Whitton is home to Ashwater Press. We in Whitton love our village. One letter writer to a local newspaper summed it up: 'Living in Whitton is not all bad. Really.' He points out that the high street has a proper baker, a farm shop selling home grown fruit, veg and meat; you can buy a car here or a fridge, picture frames, electric bikes or a funeral. Whitton puts on the best St Geroge's Day parades. You can spend a warm summer evening at the local world-renowned military school of music, or you can spend a cold winter day at a rugby international or a rock concert at Twickenham - and you can walk home. You can visit a brilliant nature reserve by a local river, or you can hop on a train and be in London in 22 minutes.

As the correspondent says: 'It can be tough living in Whitton - but someone's got to do it.'

Here's a local school:

I went to the school on the left when I was eight. The building was already condemned then. We had classes of over 30 children; how on earth were we ever educated? I don't remember the bell ever being rung (perhaps it was condemned, too) but I do know that the facing bricks of the buildings were red and soft, and we used to scrape a penny into them to collect the dust and then rub the penny with it to make it shine. (In the background of the picture is Kneller Hall, the world-renowned military school of music mentioned above.)

Here's old Whitton village through which I used to walk to school. (Yes, we walked in those days.) Of course, this view was taken long before I walked that way, probably in the early 1900s:

And here's the same view today:

The buildings on the right are virtually unchanged, but the cottages on the left have long gone. It's possible that they were bombed in the war, as they have been replaced by rather unpleasant 50s-style semis.

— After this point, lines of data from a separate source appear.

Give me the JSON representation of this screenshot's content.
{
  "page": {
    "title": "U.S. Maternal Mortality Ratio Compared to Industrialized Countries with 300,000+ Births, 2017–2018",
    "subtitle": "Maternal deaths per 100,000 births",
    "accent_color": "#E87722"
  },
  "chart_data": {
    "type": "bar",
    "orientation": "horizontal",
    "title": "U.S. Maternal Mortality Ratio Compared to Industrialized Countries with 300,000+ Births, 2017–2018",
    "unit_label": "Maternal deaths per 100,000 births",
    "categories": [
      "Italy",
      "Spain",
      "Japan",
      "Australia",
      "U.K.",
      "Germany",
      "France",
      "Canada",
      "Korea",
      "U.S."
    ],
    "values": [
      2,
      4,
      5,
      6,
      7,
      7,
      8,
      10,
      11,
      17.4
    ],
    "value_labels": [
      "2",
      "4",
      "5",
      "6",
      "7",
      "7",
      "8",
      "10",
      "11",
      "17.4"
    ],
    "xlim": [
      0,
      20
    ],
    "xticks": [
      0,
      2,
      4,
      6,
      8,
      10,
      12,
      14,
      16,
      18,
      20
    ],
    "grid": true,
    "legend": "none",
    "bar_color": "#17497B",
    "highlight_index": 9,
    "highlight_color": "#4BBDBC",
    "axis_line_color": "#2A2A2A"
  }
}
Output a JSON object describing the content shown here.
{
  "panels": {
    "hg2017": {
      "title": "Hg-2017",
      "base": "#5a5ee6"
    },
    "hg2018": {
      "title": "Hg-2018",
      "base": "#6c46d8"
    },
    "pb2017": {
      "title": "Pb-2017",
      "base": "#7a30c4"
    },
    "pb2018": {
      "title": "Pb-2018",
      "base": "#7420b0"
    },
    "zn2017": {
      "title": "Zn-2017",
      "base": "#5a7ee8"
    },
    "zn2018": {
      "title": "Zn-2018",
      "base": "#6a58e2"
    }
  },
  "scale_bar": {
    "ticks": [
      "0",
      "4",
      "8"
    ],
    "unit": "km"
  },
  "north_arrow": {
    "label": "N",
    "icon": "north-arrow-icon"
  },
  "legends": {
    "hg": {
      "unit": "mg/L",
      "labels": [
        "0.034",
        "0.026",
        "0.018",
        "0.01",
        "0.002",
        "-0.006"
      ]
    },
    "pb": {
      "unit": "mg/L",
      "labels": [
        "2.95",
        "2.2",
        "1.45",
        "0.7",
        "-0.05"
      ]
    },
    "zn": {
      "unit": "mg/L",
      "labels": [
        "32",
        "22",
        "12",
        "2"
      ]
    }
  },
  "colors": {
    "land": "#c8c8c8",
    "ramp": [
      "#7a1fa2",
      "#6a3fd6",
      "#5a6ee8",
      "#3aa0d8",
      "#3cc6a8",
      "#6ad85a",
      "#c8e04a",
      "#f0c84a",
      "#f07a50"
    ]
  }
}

Of course, we did have bombs in Whitton - but we soldiered on. Here's the result of a bomb in the high street:

Enough of this, I need a pint - and here's the place to go:

The Admiral Nelson used to be somewhere I would never venture, as it was seedy and unwelcoming for many a year. Happily it's been refurbished, but nicely. It can be well recommended, but not necessarily on rugby match day at Twickenham, when the place is crammed out with those rugby types.